In a high volume bakery, sheet pans perform a repertoire more exhaustive than a non-equity Shakespearean summer stock company. Sheet pans are hard working and resilient, and except for the occasional warped pan that you discover moments after you close the oven door behind it, extremely dependable. We should remember however, that before sheet pans bounced out of commercial kitchens into home kitchens, we affectionately referred to them as cookie sheets or jellyroll pans.
I knew sheet pan when he was just a baby, a mere cookie sheet. Rectangular and flat with a pouty lip on one side, the pan needed to be greased or outfitted in wax paper, because home bakers didn’t have access to parchment paper. A partially unwrapped stick of Land O’Lakes sweet butter skated across the pan’s well-worn surface, covering the aluminum in a patina of soft yellow. Generous spoonfuls of cookie dough studded with semi-sweet morsels were dropped in strategic formation, 4 across by 6 down. Twelve minutes later, steadied by a pot holder, the cookies exited the oven, slightly puffy with brown sugar edges. A few renegade chocolate morsels hovered perilously close to the edge of the pan and had to be coaxed back with an icing spatula or when cool enough, a pinky finger.
I also knew cookie sheet’s closest relation, the jellyroll pan, measuring 15½” x 10½” with 1” high sides. Jellyroll pans held airy, sponge cake batter that rose just to the top of the pan, only to endure a blizzard of powdered sugar before being wrapped around a clean kitchen towel. Once cooled and unrolled, the cake was filled with jelly or whipped cream, re-rolled and dusted with more powdered sugar or a shiny chocolate glaze.
Cookie sheets and jellyroll pans weren’t particularly glamorous, they were utilitarian, stacking agreeably in just a sliver of a kitchen cabinet, rarely crossing the line from sweet to savory. On occasion, the jellyroll pan would inch its way over from cake to pie, elbowing the traditional 9” pie plate out of the way.
In late summer, at the height of blueberry and peach season, Jessie would reach up into the slim cabinet above the oven and wiggle a jellyroll pan out from beneath a stack of cookie sheets. She filled the pan with a press-in dough that tasted more of cookie than of pie crust. Jessie then blanched sweet yellow peaches, slicing them into thick wedges and reducing their rosy juices into a syrup spiked with almond extract. Rows of blueberries and peaches tumbled across the cookie crust, which had been sprinkled with a little bit of sugar and just enough Minute tapioca to contain the runaway fruit juices. The pie was baked just until the blueberries and peaches had sighed, leaning back into the golden crust. This was the only pie Jessie baked in a rectangular pan and we ate it with enthusiasm, warm forkfuls of summer under puddles of vanilla ice cream.

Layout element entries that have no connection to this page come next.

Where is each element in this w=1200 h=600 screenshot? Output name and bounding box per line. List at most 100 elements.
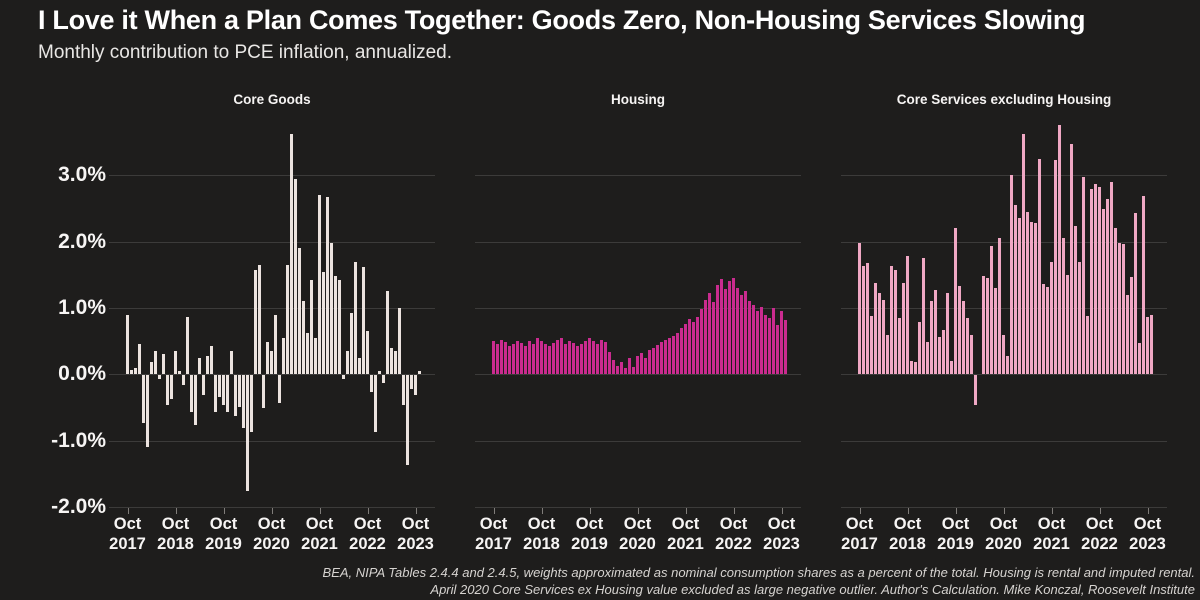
x-axis-label: Oct 2019 <box>571 515 608 553</box>
bar <box>1058 125 1061 375</box>
bar <box>600 339 603 375</box>
bar <box>182 375 185 386</box>
bar <box>402 375 405 406</box>
footer-source-note: BEA, NIPA Tables 2.4.4 and 2.4.5, weight… <box>5 565 1195 598</box>
bar <box>508 346 511 375</box>
x-axis-tick <box>859 507 861 514</box>
bar <box>740 294 743 375</box>
chart-subtitle: Monthly contribution to PCE inflation, a… <box>38 42 453 63</box>
bar <box>672 335 675 375</box>
bar <box>958 286 961 375</box>
x-axis-tick <box>175 507 177 514</box>
bar <box>668 338 671 375</box>
bar <box>576 346 579 375</box>
bar <box>1118 243 1121 375</box>
bar <box>1066 274 1069 375</box>
bar <box>154 351 157 375</box>
bar <box>492 341 495 375</box>
bar <box>286 264 289 375</box>
bar <box>210 346 213 375</box>
bar <box>556 339 559 375</box>
bar <box>1070 143 1073 375</box>
bar <box>500 339 503 375</box>
bar <box>736 288 739 375</box>
x-axis-tick <box>637 507 639 514</box>
bar <box>970 334 973 375</box>
x-axis-tick <box>223 507 225 514</box>
bar <box>688 319 691 375</box>
x-axis-label: Oct 2018 <box>157 515 194 553</box>
bar <box>274 314 277 375</box>
bar <box>1050 262 1053 375</box>
bar <box>1026 211 1029 375</box>
bar <box>954 228 957 375</box>
bar <box>162 354 165 375</box>
x-axis-tick <box>685 507 687 514</box>
x-axis-label: Oct 2017 <box>841 515 878 553</box>
x-axis-label: Oct 2020 <box>253 515 290 553</box>
bar <box>346 351 349 375</box>
bar <box>378 370 381 375</box>
bar <box>318 195 321 375</box>
bar <box>512 344 515 375</box>
bar <box>962 301 965 375</box>
gridline <box>109 374 435 376</box>
gridline <box>109 308 435 309</box>
bar <box>126 314 129 375</box>
x-axis-tick <box>589 507 591 514</box>
bar <box>564 344 567 375</box>
bar <box>262 375 265 409</box>
x-axis-label: Oct 2018 <box>523 515 560 553</box>
x-axis-label: Oct 2021 <box>1033 515 1070 553</box>
bar <box>780 311 783 375</box>
bar <box>130 369 133 375</box>
bar <box>410 375 413 389</box>
bar <box>926 341 929 375</box>
bar <box>406 375 409 465</box>
bar <box>338 280 341 375</box>
bar <box>878 292 881 375</box>
bar <box>194 375 197 426</box>
bar <box>386 291 389 375</box>
bar <box>1062 237 1065 375</box>
bar <box>772 308 775 375</box>
bar <box>322 271 325 375</box>
bar <box>134 367 137 375</box>
bar <box>744 291 747 375</box>
footer-line-2: April 2020 Core Services ex Housing valu… <box>430 581 1195 597</box>
bar <box>278 375 281 404</box>
bar <box>620 362 623 375</box>
bar <box>1122 244 1125 375</box>
bar <box>628 358 631 375</box>
bar <box>202 375 205 396</box>
bar <box>330 243 333 375</box>
bar <box>994 288 997 375</box>
bar <box>652 347 655 375</box>
bar <box>1018 218 1021 375</box>
bar <box>552 343 555 375</box>
x-axis-label: Oct 2019 <box>205 515 242 553</box>
bar <box>414 375 417 396</box>
bar <box>1098 187 1101 375</box>
bar <box>684 323 687 375</box>
bar <box>198 357 201 375</box>
footer-line-1: BEA, NIPA Tables 2.4.4 and 2.4.5, weight… <box>322 565 1195 580</box>
y-axis-label: -1.0% <box>51 428 106 452</box>
bar <box>390 347 393 375</box>
bar <box>186 316 189 375</box>
bar <box>398 308 401 375</box>
bar <box>636 355 639 375</box>
bar <box>696 316 699 375</box>
x-axis-tick <box>1099 507 1101 514</box>
bar <box>1038 158 1041 375</box>
x-axis-label: Oct 2023 <box>1129 515 1166 553</box>
bar <box>700 309 703 375</box>
bar <box>544 344 547 375</box>
x-axis-label: Oct 2022 <box>715 515 752 553</box>
bar <box>350 313 353 375</box>
bar <box>246 375 249 492</box>
bar <box>1002 334 1005 375</box>
bar <box>146 375 149 447</box>
gridline <box>475 440 801 442</box>
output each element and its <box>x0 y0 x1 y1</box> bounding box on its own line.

Nostalgia runs deep in my bones which might explain my reticence in utilizing a sheet pan to make meals. No one uses the term ‘cookie sheet’ anymore, and sheet pan has become part of our everyday kitchen vernacular, a term as casual as canelés and sous-vide. Sheet pan is no longer simply a noun, it has morphed into a verb, emblazoned as a headline, entreating me from high-end cookware displays, shouting at me from bookshelves, insisting that tonight is the night to “Sheet Pan Your Dinner!” Maybe it does streamline dinner and brunch, maybe even snacks can benefit. So go ahead, live your very best sheet pan life. If you're looking for me however, I'll be in the kitchen holding on to my cookie sheet/jellyroll pan reverie with a pot holder, not an oven mitt. I’m sorry sheet pan; it’s not you, it’s me.